The extra season "is a blessing," Manumaleuna said, "and I've tried to see it that way every day."

A seven-year career is not unusual at BYU, factoring in a redshirt season and a church mission. Neither are six-syllable last names, with the Cougars' Polynesian influence. What is uncommon is Manumaleuna's level of contribution from the beginning to the end. He started for the Cougars as a freshman and came through with the block on the last play of the Las Vegas Bowl as BYU beat UCLA 17-16. That was in December 2007, when Bronco Mendenhall was a third-year coach, Max Hall and Austin Collie were sophomores and current Cougar star Jamaal Williams was in eighth grade.

When that ball brushed his fingertips and floated toward the goalposts, Manumaleuna feared the 28-yard kick still would be successful. But the ball fluttered to the ground in the end zone, and BYU escaped.

Following his mission to Oklahoma City, Manumaleuna returned to face Washington in the 2010 season opener in Provo. Trailing 23-17, the Huskies drove inside the BYU 30-yard line before Jake Locker's last pass struck a leaping — that's the lineman's version — Manumaleuna in the helmet and fell incomplete.

"I wasn't expecting it," he said recently, "but I'm glad it happened."

That's the night when former BYU quarterbacks Riley Nelson and Jake Heaps alternated on each series. Skip ahead to this week, and Manumaleuna will conclude his long, memorable career against Washington. He was scheduled to move on last December, but his injury at Boise State in the fourth game — in another milestone, BYU quarterback Taysom Hill's first significant action — ended his season and ultimately extended his career.

That injury created an opportunity for Ansah, who made himself noticed as a starter in the remaining eight games and eventually received an $18.6 million contract from the Detroit Lions. So Manumaleuna deserves a percentage of that money, right?

"Some gas money, at least," he said, smiling at the memory of giving rides around campus to his former teammate.

Manumaleuna is likely to be a late-round draft pick in April after coming back from his injury and being productive this season with 47 tackles, including seven tackles for loss.

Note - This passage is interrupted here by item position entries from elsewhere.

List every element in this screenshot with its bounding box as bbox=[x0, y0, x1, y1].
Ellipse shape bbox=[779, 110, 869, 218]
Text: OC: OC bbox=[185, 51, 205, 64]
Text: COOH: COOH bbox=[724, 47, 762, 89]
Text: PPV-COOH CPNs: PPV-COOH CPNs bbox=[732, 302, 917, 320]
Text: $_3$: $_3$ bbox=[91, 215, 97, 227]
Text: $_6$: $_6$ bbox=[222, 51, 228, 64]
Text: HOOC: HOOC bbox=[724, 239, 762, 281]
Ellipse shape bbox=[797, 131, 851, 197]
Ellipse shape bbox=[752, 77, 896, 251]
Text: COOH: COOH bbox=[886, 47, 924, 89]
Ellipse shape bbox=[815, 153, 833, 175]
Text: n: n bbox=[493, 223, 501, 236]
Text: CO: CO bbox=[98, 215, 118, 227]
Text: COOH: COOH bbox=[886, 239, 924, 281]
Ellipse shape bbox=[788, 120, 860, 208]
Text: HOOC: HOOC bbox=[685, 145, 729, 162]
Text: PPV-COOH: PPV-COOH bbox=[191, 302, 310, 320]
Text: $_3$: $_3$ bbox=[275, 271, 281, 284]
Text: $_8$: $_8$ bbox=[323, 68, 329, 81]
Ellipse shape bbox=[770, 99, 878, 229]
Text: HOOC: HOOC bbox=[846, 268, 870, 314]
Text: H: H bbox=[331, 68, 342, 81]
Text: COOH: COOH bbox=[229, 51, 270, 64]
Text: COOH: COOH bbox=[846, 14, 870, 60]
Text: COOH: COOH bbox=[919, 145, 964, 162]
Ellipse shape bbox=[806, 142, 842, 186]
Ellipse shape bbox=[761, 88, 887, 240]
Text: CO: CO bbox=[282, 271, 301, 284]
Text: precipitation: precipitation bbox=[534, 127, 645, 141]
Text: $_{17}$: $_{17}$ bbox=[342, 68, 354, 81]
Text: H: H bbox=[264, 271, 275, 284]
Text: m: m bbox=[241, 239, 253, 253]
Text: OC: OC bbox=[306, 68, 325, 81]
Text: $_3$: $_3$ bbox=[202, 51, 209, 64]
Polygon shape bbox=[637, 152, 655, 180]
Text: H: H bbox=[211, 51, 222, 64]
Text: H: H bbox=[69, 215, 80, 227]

He also deflected a pass and blocked a kick, evoking memories of those game-saving plays from the past.

Approaching the school-record 56th and final appearance for Manumaleuna in a BYU uniform, Mendenhall considers the block against UCLA in '07 as a bookend moment in the lineman's career.

"It'd be nice," Mendenhall said, "for him to have a signature play like that in this game."